In both Sydney and Melbourne, World Socialist Web Site supporters distributed hundreds of WSWS articles and leaflets advertising the upcoming WSWS-Socialist Equality Party public meetings on “Socialism and the struggle against imperialist war”.

Aidan, a Sydney University student, told the WSWS: “I hate everything about the war, and I think that it’s wrong, but it is a product of our government, which is part of the capitalist system and props it up.

“It is a new period of war. The US is trying to gain a toehold in the Middle East, so that it can have some kind of advantage over Europe and also control the oil reserves, given India’s and China’s increasing development and reliance on oil. So I don’t think the wars are going to stop.

“There is no question that the financial side of the US is extremely weak. The entire economy is built on foreign debt. Maybe this is a gamble to keep control of the oil reserves and the two largest emerging energy markets, to keep the US on top.

“At the same time, I don’t know if the overthrow of capitalism is the answer, or at least I don’t think it’s achievable in the medium- or short-term. Socialism has such a bad name; it is widely seen to have failed. Socialism in its purest sense has never been adopted, although the Soviet Union came close, so there’s never been a trial run.”

Melanie, a young engineer in Melbourne, said: “I think this war is totally unnecessary. The major victims are women and children. I think the cause of the war is to protect investments—the US and its allies want to hold onto their oil and also to prevent the oil from falling into hands that the US doesn’t control.

“Howard should leave Iraq alone. It’s greed. They have money on their minds with the oil reserves. Saddam Hussein has been arrested, the regime is down and they haven’t found any weapons of mass destruction. What reason do they have to be there?

“Why does it take an army to rebuild a country? That isn’t supporting the people there. A positive contribution would be to build schools and hospitals, which would actually lift the morale of the country.”

Tony, a 26-year-old student from Sweden, has lived in three countries since the invasion of Iraq and, along with his friends, has attended antiwar demonstrations in each. Whether he had been in Stockholm, Oslo or Melbourne, “everyone I know is opposed to the war,” he said.
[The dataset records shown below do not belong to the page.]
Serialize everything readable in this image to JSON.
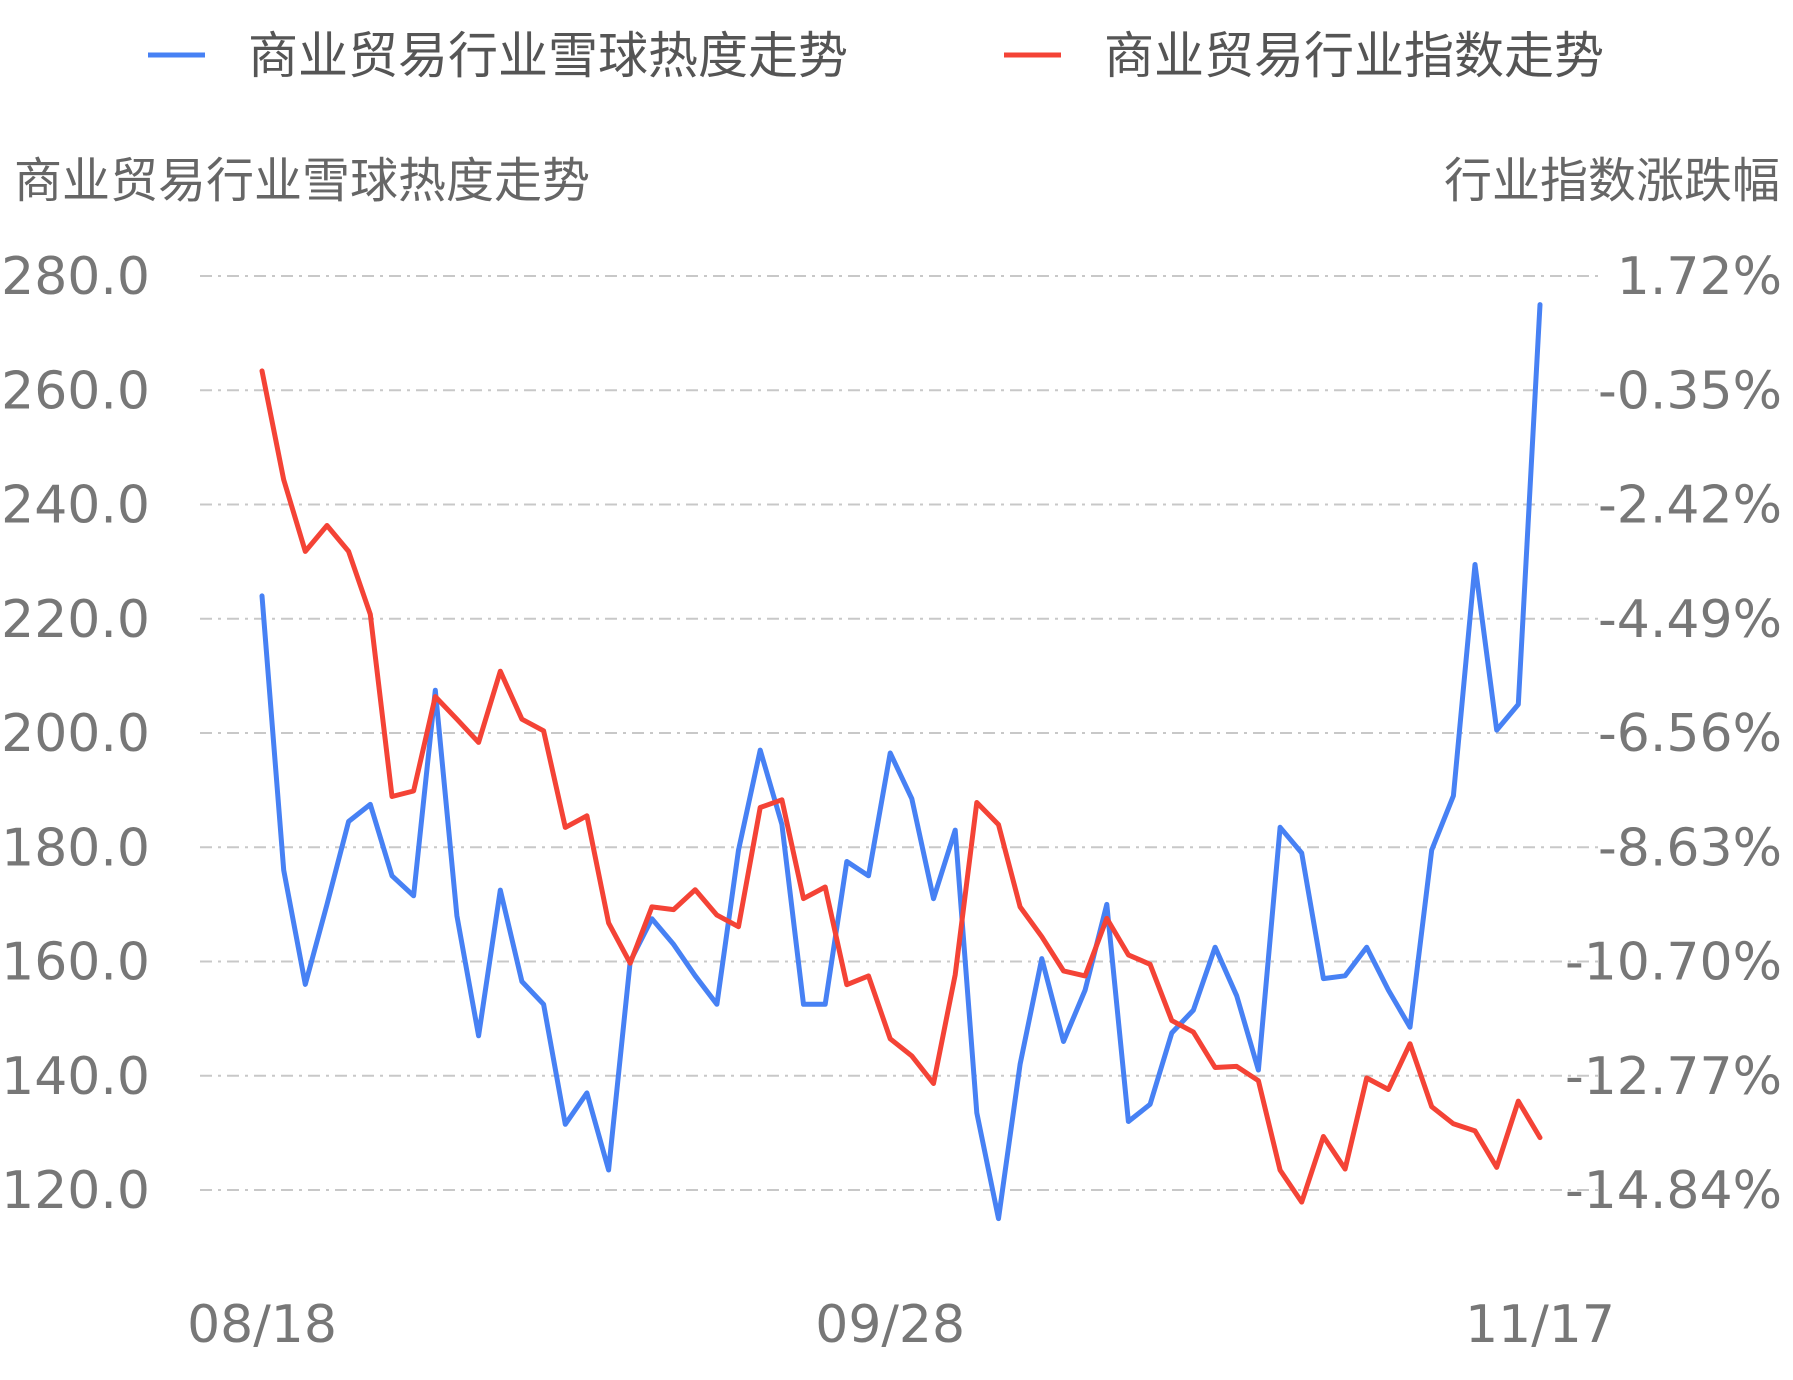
{
  "chart_data": {
    "type": "line",
    "legend": {
      "position": "top"
    },
    "left_axis": {
      "title": "商业贸易行业雪球热度走势",
      "ticks": [
        "280.0",
        "260.0",
        "240.0",
        "220.0",
        "200.0",
        "180.0",
        "160.0",
        "140.0",
        "120.0"
      ],
      "ylim": [
        120,
        280
      ]
    },
    "right_axis": {
      "title": "行业指数涨跌幅",
      "ticks": [
        "1.72%",
        "-0.35%",
        "-2.42%",
        "-4.49%",
        "-6.56%",
        "-8.63%",
        "-10.70%",
        "-12.77%",
        "-14.84%"
      ],
      "ylim": [
        -14.84,
        1.72
      ]
    },
    "x_ticks": [
      {
        "label": "08/18",
        "index": 0
      },
      {
        "label": "09/28",
        "index": 29
      },
      {
        "label": "11/17",
        "index": 59
      }
    ],
    "grid": true,
    "series": [
      {
        "name": "商业贸易行业雪球热度走势",
        "axis": "left",
        "color": "#4781f4",
        "values": [
          224,
          176,
          156,
          170,
          184.5,
          187.5,
          175,
          171.5,
          207.5,
          168,
          147,
          172.5,
          156.5,
          152.5,
          131.5,
          137,
          123.5,
          160,
          167.5,
          163,
          157.5,
          152.5,
          179.5,
          197,
          184,
          152.5,
          152.5,
          177.5,
          175,
          196.5,
          188.5,
          171,
          183,
          133.5,
          115,
          142,
          160.5,
          146,
          155,
          170,
          132,
          135,
          147.5,
          151.5,
          162.5,
          154,
          141,
          183.5,
          179,
          157,
          157.5,
          162.5,
          155,
          148.5,
          179.5,
          189,
          229.5,
          200.5,
          205,
          275
        ]
      },
      {
        "name": "商业贸易行业指数走势",
        "axis": "right",
        "color": "#f44336",
        "values": [
          0.0,
          -1.97,
          -3.27,
          -2.8,
          -3.27,
          -4.41,
          -7.71,
          -7.61,
          -5.9,
          -6.31,
          -6.73,
          -5.44,
          -6.31,
          -6.52,
          -8.27,
          -8.06,
          -10.0,
          -10.73,
          -9.71,
          -9.76,
          -9.4,
          -9.86,
          -10.07,
          -7.91,
          -7.77,
          -9.56,
          -9.35,
          -11.12,
          -10.96,
          -12.1,
          -12.41,
          -12.91,
          -10.94,
          -7.82,
          -8.22,
          -9.71,
          -10.25,
          -10.87,
          -10.96,
          -9.92,
          -10.58,
          -10.75,
          -11.77,
          -11.98,
          -12.62,
          -12.6,
          -12.86,
          -14.48,
          -15.06,
          -13.87,
          -14.46,
          -12.81,
          -13.02,
          -12.19,
          -13.33,
          -13.64,
          -13.77,
          -14.43,
          -13.23,
          -13.89
        ]
      }
    ]
  }
}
“It’s still unbelievable that America would just run over the UN. The UN said it’s illegal. They said you have to confirm that Saddam Hussein’s got weapons of mass destruction. They [the US] didn’t get rid of him when they attacked Iraq the first time [in 1991]. If he’d been a threat, why didn’t they do anything about him for ten years?”

Tony raised the issue of the Danish media’s anti-Muslim campaign, which occurred just before he came to Australia. “The cartoons were a provocation so after the riots they [the Danish Government] would be able to point with their fingers and say, ‘Look at those Muslims, they are crazy.’”

He was disturbed by the anti-Muslim campaign in Australia. “I saw a TV show with all this black and white footage—it was all, ‘Here come the foreigners to take your jobs.’ It’s like it was in the 1930s and 1940s. Back then it was the Jews, just now it seems to be the Muslims.”